What you assert as 'a bout of free-association' and earlier described as my "endlessly derailing threads and spamming links in this combox" are the clearest and latest of research on religion, religiosity and religious belief, from sociology, anthropology, psychology, history, archeology, biology, and others, as a way of explaining why it is you and believers like you believe as they do, and why it is you practice the rituals and incantations and spells associated with, by way of one of innumerable examples, the cannibalistic exercise of the eucharist, in which the eaters of the rump and the drinkers of the blood of the archetypal superhero will be endowed, infused, with the power, strength of the superhero on which they have feasted. The explanatory power of these diverse disciplines founded as they are on the most rigorous and meticulous methodological and evidentiary-based investigation and research framework yet developed, explains with great eloquence and philosophical depth how the mental, physical, and environmental imperatives of the human condition interplay and function. It is an emergent, multi-faceted, multi-dimensional and congruent narrative that cannot be explained away within the restricted confines of scientifically-uninformed philosophy which is essentially considered by mainstream contemporary philosophy as the spawn of apologetics, a product of the singularly narrow focus of Christian theology.

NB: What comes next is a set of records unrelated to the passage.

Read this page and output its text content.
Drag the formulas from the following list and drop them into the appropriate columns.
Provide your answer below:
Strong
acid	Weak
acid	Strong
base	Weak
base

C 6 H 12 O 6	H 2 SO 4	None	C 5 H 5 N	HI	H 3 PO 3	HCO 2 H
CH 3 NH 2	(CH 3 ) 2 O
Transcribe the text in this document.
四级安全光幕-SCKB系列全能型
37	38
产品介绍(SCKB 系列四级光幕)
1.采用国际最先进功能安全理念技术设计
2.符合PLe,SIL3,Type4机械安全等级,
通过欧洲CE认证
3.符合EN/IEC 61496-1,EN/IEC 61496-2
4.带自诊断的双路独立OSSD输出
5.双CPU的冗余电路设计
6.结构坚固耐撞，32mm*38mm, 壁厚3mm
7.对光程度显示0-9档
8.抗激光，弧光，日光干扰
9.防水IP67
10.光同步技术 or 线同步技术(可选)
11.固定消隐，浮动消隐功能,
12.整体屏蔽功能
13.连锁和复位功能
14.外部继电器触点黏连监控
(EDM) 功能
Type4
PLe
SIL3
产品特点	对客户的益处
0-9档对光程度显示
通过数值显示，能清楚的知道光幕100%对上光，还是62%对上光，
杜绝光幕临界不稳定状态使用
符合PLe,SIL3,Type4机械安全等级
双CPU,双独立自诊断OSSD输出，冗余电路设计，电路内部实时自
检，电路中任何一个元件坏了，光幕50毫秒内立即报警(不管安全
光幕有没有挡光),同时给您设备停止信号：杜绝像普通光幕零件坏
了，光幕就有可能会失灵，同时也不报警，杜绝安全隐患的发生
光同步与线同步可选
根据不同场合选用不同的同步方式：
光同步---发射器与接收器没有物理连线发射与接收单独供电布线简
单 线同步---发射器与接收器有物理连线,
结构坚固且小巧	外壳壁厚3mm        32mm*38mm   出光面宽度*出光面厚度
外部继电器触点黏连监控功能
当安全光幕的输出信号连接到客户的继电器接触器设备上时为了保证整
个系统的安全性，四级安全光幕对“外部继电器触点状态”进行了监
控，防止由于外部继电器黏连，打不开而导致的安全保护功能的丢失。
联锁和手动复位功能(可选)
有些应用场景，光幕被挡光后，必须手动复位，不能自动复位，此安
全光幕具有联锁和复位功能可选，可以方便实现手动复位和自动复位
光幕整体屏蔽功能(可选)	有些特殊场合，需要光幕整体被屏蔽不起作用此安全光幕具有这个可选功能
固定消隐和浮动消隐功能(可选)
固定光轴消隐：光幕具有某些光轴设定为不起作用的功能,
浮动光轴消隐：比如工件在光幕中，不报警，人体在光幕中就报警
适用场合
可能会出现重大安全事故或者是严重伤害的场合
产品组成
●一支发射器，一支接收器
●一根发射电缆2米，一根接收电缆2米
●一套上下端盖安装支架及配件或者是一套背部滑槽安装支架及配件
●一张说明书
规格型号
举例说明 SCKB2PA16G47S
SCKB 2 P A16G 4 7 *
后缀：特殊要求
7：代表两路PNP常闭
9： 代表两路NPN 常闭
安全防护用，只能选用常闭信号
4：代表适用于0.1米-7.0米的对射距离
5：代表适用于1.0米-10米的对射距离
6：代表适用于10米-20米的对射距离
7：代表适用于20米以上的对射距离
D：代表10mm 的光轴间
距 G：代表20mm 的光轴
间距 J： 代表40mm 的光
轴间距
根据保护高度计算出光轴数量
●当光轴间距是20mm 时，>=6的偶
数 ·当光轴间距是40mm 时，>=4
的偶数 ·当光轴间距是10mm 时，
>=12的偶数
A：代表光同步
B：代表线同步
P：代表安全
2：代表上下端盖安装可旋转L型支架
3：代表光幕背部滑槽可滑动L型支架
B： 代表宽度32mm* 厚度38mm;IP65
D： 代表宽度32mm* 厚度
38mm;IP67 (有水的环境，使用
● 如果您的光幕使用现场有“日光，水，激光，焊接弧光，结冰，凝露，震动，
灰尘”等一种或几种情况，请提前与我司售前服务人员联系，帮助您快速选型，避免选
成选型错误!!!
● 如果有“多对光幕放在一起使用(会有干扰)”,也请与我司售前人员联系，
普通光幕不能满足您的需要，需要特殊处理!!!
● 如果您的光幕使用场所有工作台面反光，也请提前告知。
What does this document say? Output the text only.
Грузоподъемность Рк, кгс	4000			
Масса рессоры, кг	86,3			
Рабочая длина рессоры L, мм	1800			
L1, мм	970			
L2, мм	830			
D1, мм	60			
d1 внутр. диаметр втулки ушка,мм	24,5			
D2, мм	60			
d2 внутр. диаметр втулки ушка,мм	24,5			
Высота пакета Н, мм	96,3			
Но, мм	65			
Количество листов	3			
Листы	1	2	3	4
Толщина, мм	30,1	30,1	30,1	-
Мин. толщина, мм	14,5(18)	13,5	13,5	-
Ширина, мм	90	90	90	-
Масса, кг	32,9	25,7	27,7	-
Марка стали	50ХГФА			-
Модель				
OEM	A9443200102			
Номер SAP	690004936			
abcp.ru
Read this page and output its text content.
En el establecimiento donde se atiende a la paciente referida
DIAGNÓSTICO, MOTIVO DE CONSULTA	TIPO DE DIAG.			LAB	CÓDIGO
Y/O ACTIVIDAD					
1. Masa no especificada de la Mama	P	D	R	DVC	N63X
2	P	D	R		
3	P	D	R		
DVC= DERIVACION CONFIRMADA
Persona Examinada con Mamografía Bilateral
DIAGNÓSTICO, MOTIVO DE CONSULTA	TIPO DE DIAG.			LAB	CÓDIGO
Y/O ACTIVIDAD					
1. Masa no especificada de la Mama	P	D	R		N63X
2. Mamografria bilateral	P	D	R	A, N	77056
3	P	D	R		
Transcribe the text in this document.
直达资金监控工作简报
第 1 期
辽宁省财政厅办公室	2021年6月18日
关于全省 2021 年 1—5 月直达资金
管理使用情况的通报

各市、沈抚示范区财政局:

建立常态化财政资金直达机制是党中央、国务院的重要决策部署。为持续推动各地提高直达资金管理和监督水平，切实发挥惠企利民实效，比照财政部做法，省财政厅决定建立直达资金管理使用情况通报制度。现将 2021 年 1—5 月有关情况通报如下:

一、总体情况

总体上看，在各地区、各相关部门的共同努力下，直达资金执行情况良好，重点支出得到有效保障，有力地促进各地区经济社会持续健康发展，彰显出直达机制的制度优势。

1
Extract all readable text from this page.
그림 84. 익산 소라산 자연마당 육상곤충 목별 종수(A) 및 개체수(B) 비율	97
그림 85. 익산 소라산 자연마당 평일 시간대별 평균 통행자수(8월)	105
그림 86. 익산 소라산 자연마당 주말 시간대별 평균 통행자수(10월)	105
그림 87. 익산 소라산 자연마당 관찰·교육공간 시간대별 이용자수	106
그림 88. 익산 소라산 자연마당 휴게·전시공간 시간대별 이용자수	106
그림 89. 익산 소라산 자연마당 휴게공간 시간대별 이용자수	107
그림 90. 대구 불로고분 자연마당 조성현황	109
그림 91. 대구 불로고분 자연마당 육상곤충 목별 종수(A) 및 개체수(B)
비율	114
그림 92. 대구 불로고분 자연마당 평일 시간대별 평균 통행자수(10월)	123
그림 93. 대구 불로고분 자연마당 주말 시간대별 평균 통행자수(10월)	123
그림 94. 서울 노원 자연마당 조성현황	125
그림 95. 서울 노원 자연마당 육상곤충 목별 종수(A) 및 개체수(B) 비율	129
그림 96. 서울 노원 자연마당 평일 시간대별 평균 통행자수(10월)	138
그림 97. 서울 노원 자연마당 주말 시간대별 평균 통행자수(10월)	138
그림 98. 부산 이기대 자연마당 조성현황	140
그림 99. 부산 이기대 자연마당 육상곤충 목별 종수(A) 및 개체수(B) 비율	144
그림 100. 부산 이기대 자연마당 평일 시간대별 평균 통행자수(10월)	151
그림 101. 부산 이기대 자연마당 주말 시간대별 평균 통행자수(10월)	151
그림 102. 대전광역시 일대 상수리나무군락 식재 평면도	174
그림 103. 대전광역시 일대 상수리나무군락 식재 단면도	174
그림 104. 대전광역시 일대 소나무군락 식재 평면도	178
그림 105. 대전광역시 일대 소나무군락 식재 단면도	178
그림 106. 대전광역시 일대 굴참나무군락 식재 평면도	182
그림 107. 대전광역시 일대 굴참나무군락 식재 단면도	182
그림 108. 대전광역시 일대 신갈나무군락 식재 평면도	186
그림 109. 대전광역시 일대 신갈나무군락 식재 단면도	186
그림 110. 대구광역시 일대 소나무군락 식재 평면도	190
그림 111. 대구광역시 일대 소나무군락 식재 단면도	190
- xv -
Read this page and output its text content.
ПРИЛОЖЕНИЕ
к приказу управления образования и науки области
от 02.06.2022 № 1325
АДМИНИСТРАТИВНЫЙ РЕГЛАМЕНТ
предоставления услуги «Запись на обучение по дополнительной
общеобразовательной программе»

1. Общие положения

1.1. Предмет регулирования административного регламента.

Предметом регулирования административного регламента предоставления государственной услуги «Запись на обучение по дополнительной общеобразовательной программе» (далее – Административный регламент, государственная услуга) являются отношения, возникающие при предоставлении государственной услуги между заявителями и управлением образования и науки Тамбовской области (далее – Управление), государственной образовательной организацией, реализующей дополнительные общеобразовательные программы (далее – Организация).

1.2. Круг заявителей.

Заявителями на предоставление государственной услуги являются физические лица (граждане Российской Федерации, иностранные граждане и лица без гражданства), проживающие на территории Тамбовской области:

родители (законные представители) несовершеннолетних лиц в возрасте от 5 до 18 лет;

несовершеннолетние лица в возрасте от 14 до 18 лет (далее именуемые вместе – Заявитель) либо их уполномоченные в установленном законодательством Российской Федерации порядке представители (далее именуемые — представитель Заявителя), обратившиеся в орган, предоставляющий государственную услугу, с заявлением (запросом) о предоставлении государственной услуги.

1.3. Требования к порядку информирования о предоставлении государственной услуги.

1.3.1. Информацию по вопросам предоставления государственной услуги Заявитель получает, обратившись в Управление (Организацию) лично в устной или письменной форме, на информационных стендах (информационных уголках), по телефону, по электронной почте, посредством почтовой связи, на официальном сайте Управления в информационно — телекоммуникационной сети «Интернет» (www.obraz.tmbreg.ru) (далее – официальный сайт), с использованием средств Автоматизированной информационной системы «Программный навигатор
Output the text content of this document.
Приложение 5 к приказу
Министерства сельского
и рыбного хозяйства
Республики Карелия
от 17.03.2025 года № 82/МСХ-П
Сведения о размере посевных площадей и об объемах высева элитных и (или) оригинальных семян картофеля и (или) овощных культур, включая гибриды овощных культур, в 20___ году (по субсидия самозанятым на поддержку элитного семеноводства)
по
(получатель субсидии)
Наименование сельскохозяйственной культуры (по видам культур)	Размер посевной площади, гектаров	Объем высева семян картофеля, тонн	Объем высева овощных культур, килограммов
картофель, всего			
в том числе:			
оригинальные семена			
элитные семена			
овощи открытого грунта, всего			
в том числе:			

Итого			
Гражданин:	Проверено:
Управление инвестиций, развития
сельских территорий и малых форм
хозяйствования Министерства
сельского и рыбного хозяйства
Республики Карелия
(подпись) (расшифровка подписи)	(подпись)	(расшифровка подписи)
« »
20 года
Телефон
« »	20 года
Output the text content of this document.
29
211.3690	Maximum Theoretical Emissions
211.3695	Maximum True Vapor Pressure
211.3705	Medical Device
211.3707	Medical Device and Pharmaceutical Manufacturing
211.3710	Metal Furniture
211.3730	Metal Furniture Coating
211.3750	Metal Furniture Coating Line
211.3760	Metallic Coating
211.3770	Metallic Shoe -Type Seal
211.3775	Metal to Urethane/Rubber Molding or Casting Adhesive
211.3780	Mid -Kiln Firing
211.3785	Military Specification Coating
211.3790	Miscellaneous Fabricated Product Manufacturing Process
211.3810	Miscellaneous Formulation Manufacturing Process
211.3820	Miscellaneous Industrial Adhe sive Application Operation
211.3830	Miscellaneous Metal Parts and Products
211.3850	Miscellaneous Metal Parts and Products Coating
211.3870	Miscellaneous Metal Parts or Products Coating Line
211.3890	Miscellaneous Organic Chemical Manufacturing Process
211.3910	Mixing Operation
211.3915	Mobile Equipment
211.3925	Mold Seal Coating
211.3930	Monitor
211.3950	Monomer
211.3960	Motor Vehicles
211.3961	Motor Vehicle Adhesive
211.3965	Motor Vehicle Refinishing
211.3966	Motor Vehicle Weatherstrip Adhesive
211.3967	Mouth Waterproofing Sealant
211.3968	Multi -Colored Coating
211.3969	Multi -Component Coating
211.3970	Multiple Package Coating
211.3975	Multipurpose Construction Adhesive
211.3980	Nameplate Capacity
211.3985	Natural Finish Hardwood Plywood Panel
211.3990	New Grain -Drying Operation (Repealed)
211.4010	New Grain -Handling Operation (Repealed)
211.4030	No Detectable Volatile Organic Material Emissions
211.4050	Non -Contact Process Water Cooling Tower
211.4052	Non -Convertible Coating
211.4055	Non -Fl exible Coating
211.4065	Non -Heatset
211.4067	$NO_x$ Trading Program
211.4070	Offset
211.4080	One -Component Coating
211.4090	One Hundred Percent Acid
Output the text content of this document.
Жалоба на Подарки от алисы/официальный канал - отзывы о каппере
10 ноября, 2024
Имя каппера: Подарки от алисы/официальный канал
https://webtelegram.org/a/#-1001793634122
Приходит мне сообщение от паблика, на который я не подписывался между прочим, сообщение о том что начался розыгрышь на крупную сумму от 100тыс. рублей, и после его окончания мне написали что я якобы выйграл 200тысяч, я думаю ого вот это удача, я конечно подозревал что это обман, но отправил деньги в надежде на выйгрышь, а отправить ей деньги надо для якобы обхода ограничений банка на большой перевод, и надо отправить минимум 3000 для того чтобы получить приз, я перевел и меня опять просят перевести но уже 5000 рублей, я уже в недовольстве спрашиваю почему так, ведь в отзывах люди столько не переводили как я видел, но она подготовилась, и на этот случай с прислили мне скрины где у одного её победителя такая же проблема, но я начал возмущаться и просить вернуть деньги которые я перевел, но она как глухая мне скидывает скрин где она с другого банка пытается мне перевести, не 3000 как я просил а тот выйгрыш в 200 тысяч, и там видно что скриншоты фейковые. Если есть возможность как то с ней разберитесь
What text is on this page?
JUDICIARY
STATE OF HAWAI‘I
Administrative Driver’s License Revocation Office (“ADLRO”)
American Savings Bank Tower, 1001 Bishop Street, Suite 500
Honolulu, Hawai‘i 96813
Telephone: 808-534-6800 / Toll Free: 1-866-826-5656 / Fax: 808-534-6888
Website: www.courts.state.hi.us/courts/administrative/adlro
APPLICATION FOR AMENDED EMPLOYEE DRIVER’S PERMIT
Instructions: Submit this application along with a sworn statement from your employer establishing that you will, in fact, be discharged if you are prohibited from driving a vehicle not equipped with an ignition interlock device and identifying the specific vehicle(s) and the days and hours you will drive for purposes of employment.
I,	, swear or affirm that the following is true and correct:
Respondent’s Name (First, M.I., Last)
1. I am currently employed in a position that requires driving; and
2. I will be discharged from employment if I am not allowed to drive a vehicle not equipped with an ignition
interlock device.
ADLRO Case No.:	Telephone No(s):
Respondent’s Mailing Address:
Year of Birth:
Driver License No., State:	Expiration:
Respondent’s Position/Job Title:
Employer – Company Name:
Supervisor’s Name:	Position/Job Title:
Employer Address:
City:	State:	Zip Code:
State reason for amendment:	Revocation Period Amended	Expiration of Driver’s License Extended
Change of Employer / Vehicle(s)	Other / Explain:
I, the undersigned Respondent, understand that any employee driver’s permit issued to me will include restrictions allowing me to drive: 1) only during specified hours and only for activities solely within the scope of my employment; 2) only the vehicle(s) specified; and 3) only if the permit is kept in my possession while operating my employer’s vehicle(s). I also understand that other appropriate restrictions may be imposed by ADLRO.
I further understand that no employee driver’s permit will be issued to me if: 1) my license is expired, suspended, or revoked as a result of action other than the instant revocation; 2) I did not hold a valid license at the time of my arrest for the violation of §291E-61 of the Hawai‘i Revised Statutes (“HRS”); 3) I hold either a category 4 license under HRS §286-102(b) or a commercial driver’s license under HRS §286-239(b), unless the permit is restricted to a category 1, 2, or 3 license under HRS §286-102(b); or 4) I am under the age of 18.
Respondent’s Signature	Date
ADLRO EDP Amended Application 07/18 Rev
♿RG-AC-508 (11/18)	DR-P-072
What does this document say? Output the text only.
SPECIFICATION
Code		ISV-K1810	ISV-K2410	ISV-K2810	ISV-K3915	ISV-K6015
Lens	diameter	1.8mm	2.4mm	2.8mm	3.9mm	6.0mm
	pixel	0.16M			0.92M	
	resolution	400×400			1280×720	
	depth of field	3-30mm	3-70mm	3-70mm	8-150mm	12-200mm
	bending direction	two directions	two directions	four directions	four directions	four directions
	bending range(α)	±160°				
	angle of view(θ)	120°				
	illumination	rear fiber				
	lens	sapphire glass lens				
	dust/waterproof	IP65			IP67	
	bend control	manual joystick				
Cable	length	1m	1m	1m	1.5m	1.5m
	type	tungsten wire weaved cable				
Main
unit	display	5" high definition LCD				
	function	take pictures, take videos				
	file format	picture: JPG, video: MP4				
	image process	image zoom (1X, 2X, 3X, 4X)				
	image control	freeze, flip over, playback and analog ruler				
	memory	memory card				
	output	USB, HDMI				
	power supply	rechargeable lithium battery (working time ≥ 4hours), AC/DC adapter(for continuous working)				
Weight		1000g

For you and other believers in superstitious supernaturalism, these are not accepted as credible scientific peer-reviewed findings and evidence, but are characterised as 'free-association', 'thread derailing' and 'spamming'. Why? Because believers do not want to hear the facts, the truth about why there are thousands of religious belief systems and just one universal scientific system, an investigatory tool and system that transcends and simply dwarfs all religious systems in their capacity to explain.

"Funnny, I seem to remember it being largely because you don't actually engage people properly."

No. It was a christian cabal of free speech censors, headed by Crude who sought to have me banned, imploring Victor in the most embarrassingly cringing manner to rid me from the site. Of course he and other religious sycophants will not have the courage, decency, the ethical or intellectual honesty to tell you about the 'Papalinton Challenge'. It was only Bob Prokop, a dyed-in-the wool christian believer, and a man with integrity and honesty and genuine humane fellowship, for which I had great respect, that spoke against the blood-baying Crude to have me banned. And quite frankly, I couldn't be bothered reviewing all the older blogs.

I was wondering when you would fly Crude's 'Jolly Roger', about my accusing Feser of plagiarism. Did you read further down that same commentary at where I admitted to the mistake and that I had 'egg all over my face'. Not only did I lay the charge but I also forthrightly righted the wrong admitting that I had made a mistake and acknowledged that Feser had not plagiarized. For Crude, he doesn't believe in telling the whole truth and nothing but the truth. For Crude, only that half of the story he wants to tell suffices. Of course the act of extending forgiveness among christians of the Crude variety is an unknown.

You would do well to think twice before you append your name to the Crude banner.

Cont.

Papalinton said...

CONT.
"What's your reason for refusing ?"

About debating you on your blog? The backwater of your blogsite does not appeal. Anything you have to say can be said here, mindful of the particular OP that Victor posts. In terms of debating you, the arguments you bring forward come from the same pool of apologetics that has been hashed over for centuries. If I thought you would bring fresh new discoveries or new insights that do not rely on the exegesis of old and tired theological and philosophical arguments, I might be tempted. But I've been there, know the sources. I've been a christian for a good part, some three decades, of my life. I could write your argument as well if not better than you, gleaning over the same corpus of apologetics that you would.